Five years ago, Delaware North built a data center it believed would be adequate for 10 to 15 years. But as the company grew to managing 2,000 properties internationally by 2003, it found it had no floor space left, and the data center was exceeding its power and cooling capacity, says Bob Armstrong, director of information services.The company engaged in a consolidation effort using blades from HP. It installed a chassis with five blades, leaving room for seven additional blades as demands increase. Three blades are dedicated to running VMware, with a total of 25 virtual environments. "We've found that the efficiency sweet spot is at about seven to eight VMware environments per blade," Armstrong says. Delaware North also found VMware easier to manage in a blade environment.
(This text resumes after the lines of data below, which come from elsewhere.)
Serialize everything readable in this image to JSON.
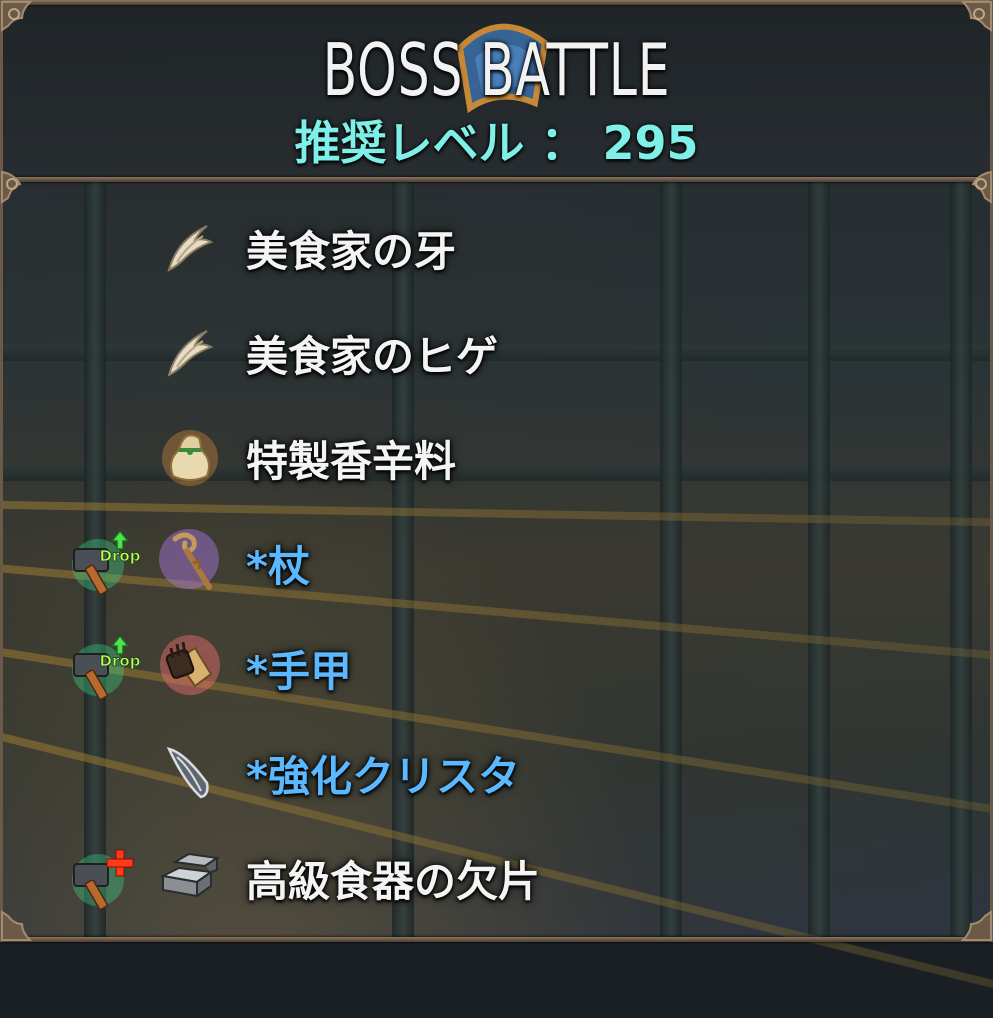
{
  "header": {
    "title": "BOSS BATTLE",
    "level_text": "推奨レベル ： 295"
  },
  "items": [
    {
      "label": "美食家の牙",
      "color": "white",
      "icon": "fang-icon",
      "badge": null
    },
    {
      "label": "美食家のヒゲ",
      "color": "white",
      "icon": "fang-icon",
      "badge": null
    },
    {
      "label": "特製香辛料",
      "color": "white",
      "icon": "spice-bag-icon",
      "badge": null
    },
    {
      "label": "*杖",
      "color": "blue",
      "icon": "staff-icon",
      "badge": {
        "icon": "hammer-drop-icon",
        "text": "Drop"
      }
    },
    {
      "label": "*手甲",
      "color": "blue",
      "icon": "gauntlet-icon",
      "badge": {
        "icon": "hammer-drop-icon",
        "text": "Drop"
      }
    },
    {
      "label": "*強化クリスタ",
      "color": "blue",
      "icon": "crystal-icon",
      "badge": null
    },
    {
      "label": "高級食器の欠片",
      "color": "white",
      "icon": "metal-ingot-icon",
      "badge": {
        "icon": "hammer-plus-icon",
        "text": ""
      }
    }
  ],
  "colors": {
    "title": "#f2f2f2",
    "level": "#7ff0e8",
    "item_white": "#f4f4f4",
    "item_blue": "#5bb8ff",
    "frame": "#8a7560"
  }
}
It would have taken as long as eight hours to set up VMware on a conventional server, but thanks to automated configuration on the blades, installation was completed in 15 to 20 minutes.
"Blades are definitely our future direction," Armstrong says. "Anything that can run on a dual-CPU system is going over the blades." Delaware North uses VMware virtual environments for its Active Directory servers, Internet reservation system, inventory system, and other applications. The company also manages on-site servers at more than 100 locations throughout the country such as the BankNorth Garden arena in Boston. Those servers will likely remain as standalone systems. "The cost benefit for blades is around four to five servers," Armstrong says.
Financial-services company Commerzbank North America is using blades from Egenera Inc., along with VMware virtualization software, to complete a consolidation project. The company installed two blade chassis with 12 blades each, which were dedicated to business-critical apps such as the migration of Oracle software from Unix to a Linux operating system, says Richard Arenaro, VP of IT.
"The amount of consolidation was pretty amazing," Arenaro says. "For every one blade we put in, we retired four to six servers. Our data center looks a lot neater."